His knowing eyes, alight with humor, danced around the small but comfortable bedchamber of Widow Tremaine's boarding house, residing in a quiet, respectable quarter of the city.
"Ah, so it is the sweet promise of marital felicity that stirs your soul. My dear, I have always held our friendship in high regard, and as your friend, may I offer you some advice?"
Her shoulders hiked up in a gauche shrug. "It won't cost you anything and it won't do me any harm."
"You are a considerable beauty —and to your credit, savvy— but you do not have the pedigree to aspire to the station of which you covet. Find yourself a wealthy gentleman and enter into an arrangement."
"I believe I can do better." She laced her fingers together and languidly stretched her arms above her head. "Do you recall that little slip of a thing, Minnie Clark? Well, for your information, she is now betrothed to a plantation owner in St. Charles Parish. When they first met, she was a lowly understudy at Varieties Theater."
"And for every Minnie Clark, there are a dozen girls who now roam the back alleys with a mattress strapped to their back. No, sugar, I believe that you will find being married to a gentlemen may not be to your liking."
"As opposed to a wife painted in watercolors? I thank you, no."

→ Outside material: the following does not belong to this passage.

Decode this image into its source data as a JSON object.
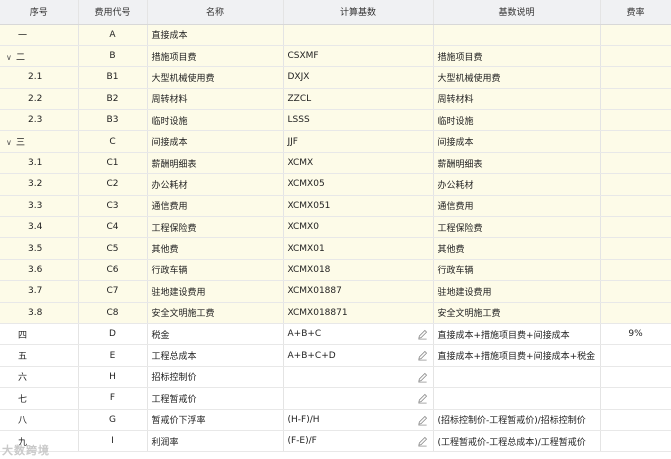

"If your decisions are wise, you will afford yourself a good life."
"At what expense? How much lucre will it entail for me to secure a 'good life'? What will become of me when my benefactor no longer seeks my company nor desires my charms?"
"With so devious a mind as yours lurking behind those pretty little eyes, you will manage just fine. Of that, I am certain."
He stepped up to where she lay reclining on the bed and hooked his finger into the knot of the dressing gown's sash. His wrist flicked and the tie gave. The silk slithered down, pooling into the sheets, revealing her supple body still painted with a delicate blush from their earlier exertions. Knuckles, sprinkled with coarse hair, tickled their way up the soft skin of her leg and inner thigh. "And of course, my sweet, with your charming ways, I daresay, you will keep a man's bed warm for some time." His finger circled the apex of her thighs and dipped inside the warmth of her secret treasure, punctuating the blatant backhand of his compliment.
She gasped, spreading her legs wider as he positioned himself next to her on the coverlet. "Well, since you intend to be away for some time," her back arched and her hips purred in concert with every stroke of his finger, "then it would be my pleasure to leave you with a most charming goodbye."